Recipe by COOKGIRl
About a week ago I found a really good quality imported "extra mature farmhouse cheddar" cheese from the UK and decided to test it in this recipe which was recently featured on thekitchn.com. Use the best ingredients you can if at all possible: homemade bread and mayonnaise, etc. Q: I don't intend to step on any toes (especially British ones) but don't you think bacon/rashers would be delicious in this sandwich? A. yes. The bacon is optional of course. The husband discovered my secret stash of the farmhouse cheddar cheese and now most of it is gone! :/ Serving suggestion that we enjoyed with our sandwiches: C G's Baked Barbecue Beans, hard boiled eggs and fresh fruit. I believe this is my first English recipe posted here but the fine English people have no cause for concern.
Top Review by WiGal
A very nice sandwich. We reduced the onion to 1 tablespoon --thought that was too much frankly. Evidently the Brits like raw onions a lot more than us. LOL! Omitted the salt. Thanks for a nice lunch, Cookgirl. Made for Unrulies Under the Influence during ZWT6 tour of Great Britain.

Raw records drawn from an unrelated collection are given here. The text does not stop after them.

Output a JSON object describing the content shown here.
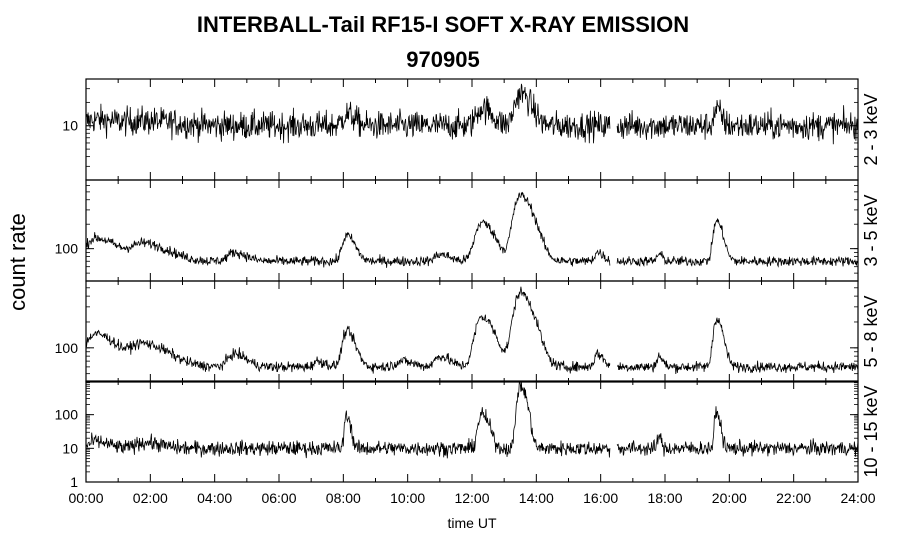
{
  "title": "INTERBALL-Tail RF15-I SOFT X-RAY EMISSION",
  "subtitle": "970905",
  "chart_data": {
    "type": "line",
    "ylabel": "count rate",
    "xlabel": "time UT",
    "y_scale": "log",
    "x_ticks": [
      "00:00",
      "02:00",
      "04:00",
      "06:00",
      "08:00",
      "10:00",
      "12:00",
      "14:00",
      "16:00",
      "18:00",
      "20:00",
      "22:00",
      "24:00"
    ],
    "xlim_hours": [
      0,
      24
    ],
    "data_gap_hours": [
      16.3,
      16.5
    ],
    "panels": [
      {
        "name": "2 - 3 keV",
        "ylim": [
          2,
          40
        ],
        "y_ticks": [
          {
            "value": 10,
            "label": "10"
          }
        ],
        "baseline": 10,
        "noise": 0.18,
        "peaks": [
          {
            "t": 0.3,
            "amp": 2,
            "width": 0.5
          },
          {
            "t": 1.8,
            "amp": 1.5,
            "width": 0.8
          },
          {
            "t": 8.1,
            "amp": 4,
            "width": 0.2
          },
          {
            "t": 12.3,
            "amp": 7,
            "width": 0.25
          },
          {
            "t": 13.5,
            "amp": 16,
            "width": 0.25
          },
          {
            "t": 19.6,
            "amp": 6,
            "width": 0.12
          }
        ]
      },
      {
        "name": "3 - 5 keV",
        "ylim": [
          40,
          700
        ],
        "y_ticks": [
          {
            "value": 100,
            "label": "100"
          }
        ],
        "baseline": 70,
        "noise": 0.06,
        "peaks": [
          {
            "t": 0.3,
            "amp": 65,
            "width": 0.5
          },
          {
            "t": 1.8,
            "amp": 45,
            "width": 0.6
          },
          {
            "t": 4.6,
            "amp": 20,
            "width": 0.3
          },
          {
            "t": 8.1,
            "amp": 75,
            "width": 0.2
          },
          {
            "t": 11.0,
            "amp": 15,
            "width": 0.25
          },
          {
            "t": 12.3,
            "amp": 140,
            "width": 0.3
          },
          {
            "t": 13.5,
            "amp": 380,
            "width": 0.3
          },
          {
            "t": 15.9,
            "amp": 20,
            "width": 0.15
          },
          {
            "t": 17.8,
            "amp": 15,
            "width": 0.1
          },
          {
            "t": 19.6,
            "amp": 150,
            "width": 0.15
          }
        ]
      },
      {
        "name": "5 - 8 keV",
        "ylim": [
          40,
          600
        ],
        "y_ticks": [
          {
            "value": 100,
            "label": "100"
          }
        ],
        "baseline": 60,
        "noise": 0.06,
        "peaks": [
          {
            "t": 0.3,
            "amp": 85,
            "width": 0.5
          },
          {
            "t": 1.8,
            "amp": 50,
            "width": 0.6
          },
          {
            "t": 4.6,
            "amp": 25,
            "width": 0.3
          },
          {
            "t": 7.2,
            "amp": 10,
            "width": 0.2
          },
          {
            "t": 8.1,
            "amp": 95,
            "width": 0.2
          },
          {
            "t": 9.8,
            "amp": 10,
            "width": 0.3
          },
          {
            "t": 11.0,
            "amp": 20,
            "width": 0.25
          },
          {
            "t": 12.3,
            "amp": 170,
            "width": 0.3
          },
          {
            "t": 13.5,
            "amp": 380,
            "width": 0.3
          },
          {
            "t": 15.9,
            "amp": 25,
            "width": 0.15
          },
          {
            "t": 17.8,
            "amp": 20,
            "width": 0.1
          },
          {
            "t": 19.6,
            "amp": 160,
            "width": 0.15
          }
        ]
      },
      {
        "name": "10 - 15 keV",
        "ylim": [
          1,
          1000
        ],
        "y_ticks": [
          {
            "value": 1,
            "label": "1"
          },
          {
            "value": 10,
            "label": "10"
          },
          {
            "value": 100,
            "label": "100"
          }
        ],
        "baseline": 10,
        "noise": 0.22,
        "peaks": [
          {
            "t": 0.3,
            "amp": 6,
            "width": 0.3
          },
          {
            "t": 1.8,
            "amp": 5,
            "width": 0.4
          },
          {
            "t": 8.1,
            "amp": 90,
            "width": 0.08
          },
          {
            "t": 12.3,
            "amp": 90,
            "width": 0.15
          },
          {
            "t": 13.5,
            "amp": 700,
            "width": 0.12
          },
          {
            "t": 17.8,
            "amp": 15,
            "width": 0.05
          },
          {
            "t": 19.6,
            "amp": 100,
            "width": 0.08
          }
        ]
      }
    ]
  }
}
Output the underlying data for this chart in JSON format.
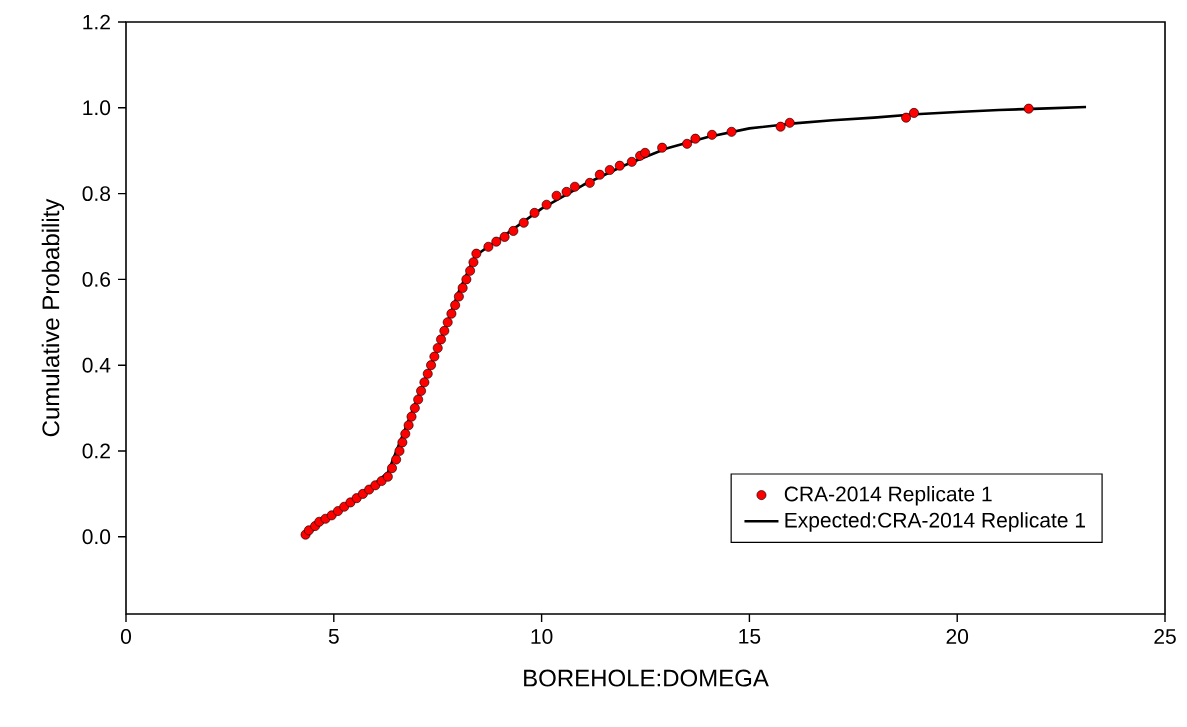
{
  "chart_data": {
    "type": "scatter",
    "xlabel": "BOREHOLE:DOMEGA",
    "ylabel": "Cumulative Probability",
    "xlim": [
      0,
      25
    ],
    "ylim": [
      -0.18,
      1.2
    ],
    "xticks": [
      0,
      5,
      10,
      15,
      20,
      25
    ],
    "yticks": [
      {
        "value": 0,
        "label": "0.0"
      },
      0.2,
      0.4,
      0.6,
      0.8,
      {
        "value": 1,
        "label": "1.0"
      },
      1.2
    ],
    "grid": false,
    "legend": "bottom right",
    "line_style": "solid",
    "series": [
      {
        "name": "CRA-2014 Replicate 1",
        "marker": "circle",
        "color": "#ff0000",
        "x": [
          4.32,
          4.4,
          4.55,
          4.65,
          4.8,
          4.95,
          5.1,
          5.25,
          5.4,
          5.55,
          5.7,
          5.85,
          6.0,
          6.15,
          6.3,
          6.4,
          6.5,
          6.58,
          6.65,
          6.72,
          6.8,
          6.87,
          6.95,
          7.03,
          7.1,
          7.18,
          7.26,
          7.34,
          7.42,
          7.5,
          7.58,
          7.66,
          7.74,
          7.83,
          7.92,
          8.01,
          8.1,
          8.19,
          8.28,
          8.36,
          8.43,
          8.72,
          8.91,
          9.11,
          9.32,
          9.57,
          9.83,
          10.12,
          10.36,
          10.6,
          10.8,
          11.16,
          11.4,
          11.64,
          11.88,
          12.17,
          12.37,
          12.49,
          12.9,
          13.5,
          13.7,
          14.1,
          14.57,
          15.75,
          15.97,
          18.77,
          18.96,
          21.72
        ],
        "values": [
          0.005,
          0.015,
          0.025,
          0.035,
          0.042,
          0.05,
          0.06,
          0.07,
          0.08,
          0.09,
          0.1,
          0.11,
          0.12,
          0.13,
          0.14,
          0.16,
          0.18,
          0.2,
          0.22,
          0.24,
          0.26,
          0.28,
          0.3,
          0.32,
          0.34,
          0.36,
          0.38,
          0.4,
          0.42,
          0.44,
          0.46,
          0.48,
          0.5,
          0.52,
          0.54,
          0.56,
          0.58,
          0.6,
          0.62,
          0.64,
          0.66,
          0.676,
          0.688,
          0.699,
          0.713,
          0.732,
          0.755,
          0.774,
          0.795,
          0.804,
          0.816,
          0.825,
          0.844,
          0.855,
          0.865,
          0.874,
          0.888,
          0.895,
          0.907,
          0.916,
          0.928,
          0.937,
          0.944,
          0.956,
          0.965,
          0.977,
          0.988,
          0.998
        ]
      },
      {
        "name": "Expected:CRA-2014 Replicate 1",
        "type": "line",
        "marker": "none",
        "color": "#000000",
        "x": [
          4.3,
          5.0,
          6.0,
          6.3,
          7.0,
          7.5,
          8.0,
          8.4,
          9.0,
          10.0,
          11.0,
          12.0,
          13.0,
          14.0,
          15.0,
          16.0,
          17.0,
          18.0,
          19.0,
          20.0,
          21.0,
          22.0,
          23.1
        ],
        "values": [
          0.0,
          0.055,
          0.125,
          0.15,
          0.32,
          0.44,
          0.57,
          0.655,
          0.695,
          0.765,
          0.82,
          0.866,
          0.905,
          0.932,
          0.952,
          0.963,
          0.971,
          0.977,
          0.985,
          0.99,
          0.995,
          0.998,
          1.002
        ]
      }
    ]
  }
}
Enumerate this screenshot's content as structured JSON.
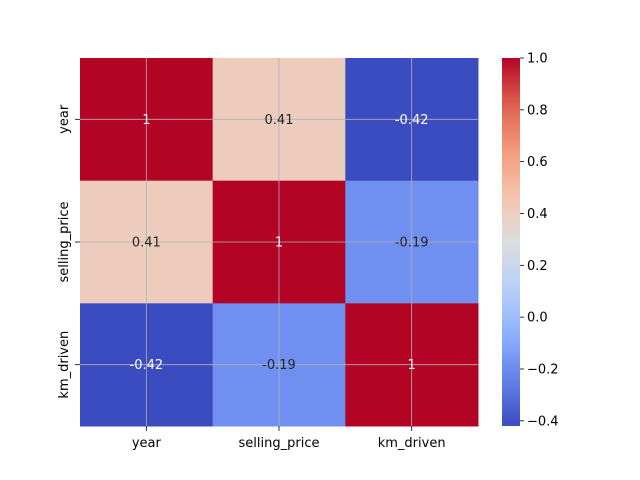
{
  "chart_data": {
    "type": "heatmap",
    "x_categories": [
      "year",
      "selling_price",
      "km_driven"
    ],
    "y_categories": [
      "year",
      "selling_price",
      "km_driven"
    ],
    "values": [
      [
        1,
        0.41,
        -0.42
      ],
      [
        0.41,
        1,
        -0.19
      ],
      [
        -0.42,
        -0.19,
        1
      ]
    ],
    "annotations": [
      [
        "1",
        "0.41",
        "-0.42"
      ],
      [
        "0.41",
        "1",
        "-0.19"
      ],
      [
        "-0.42",
        "-0.19",
        "1"
      ]
    ],
    "colormap": "coolwarm",
    "colorbar": {
      "vmin": -0.42,
      "vmax": 1.0,
      "ticks": [
        -0.4,
        -0.2,
        0.0,
        0.2,
        0.4,
        0.6,
        0.8,
        1.0
      ],
      "tick_labels": [
        "−0.4",
        "−0.2",
        "0.0",
        "0.2",
        "0.4",
        "0.6",
        "0.8",
        "1.0"
      ]
    },
    "grid": true,
    "title": "",
    "xlabel": "",
    "ylabel": ""
  }
}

- 4 ounces cheese (such as Cheddar, Double Gloucester, Cotswold, or Red Leicester, for example)
- 2 tablespoons finely chopped sweet white onions
- 2 tablespoons finely sliced scallions (I used a combination of scallions and chives)
- 2 tablespoons mayonnaise
- salt and pepper
- 4 slices bread (toasted or untoasted)
- 2 -3 slices bacon, crisply cooked
- butter (leftover Irish butter from St. Patrick's Day...)
Directions See How It's Made
- Grate the cheese. Combine in a bowl with the onions and mayonnaise. Add salt and pepper to taste.
- Spread the mixture between slices of buttered bread.
- If adding the optional bacon, arrange the slices on the bread.
- The filling also makes an excellent topping for baked potatoes (with the bacon crumbled).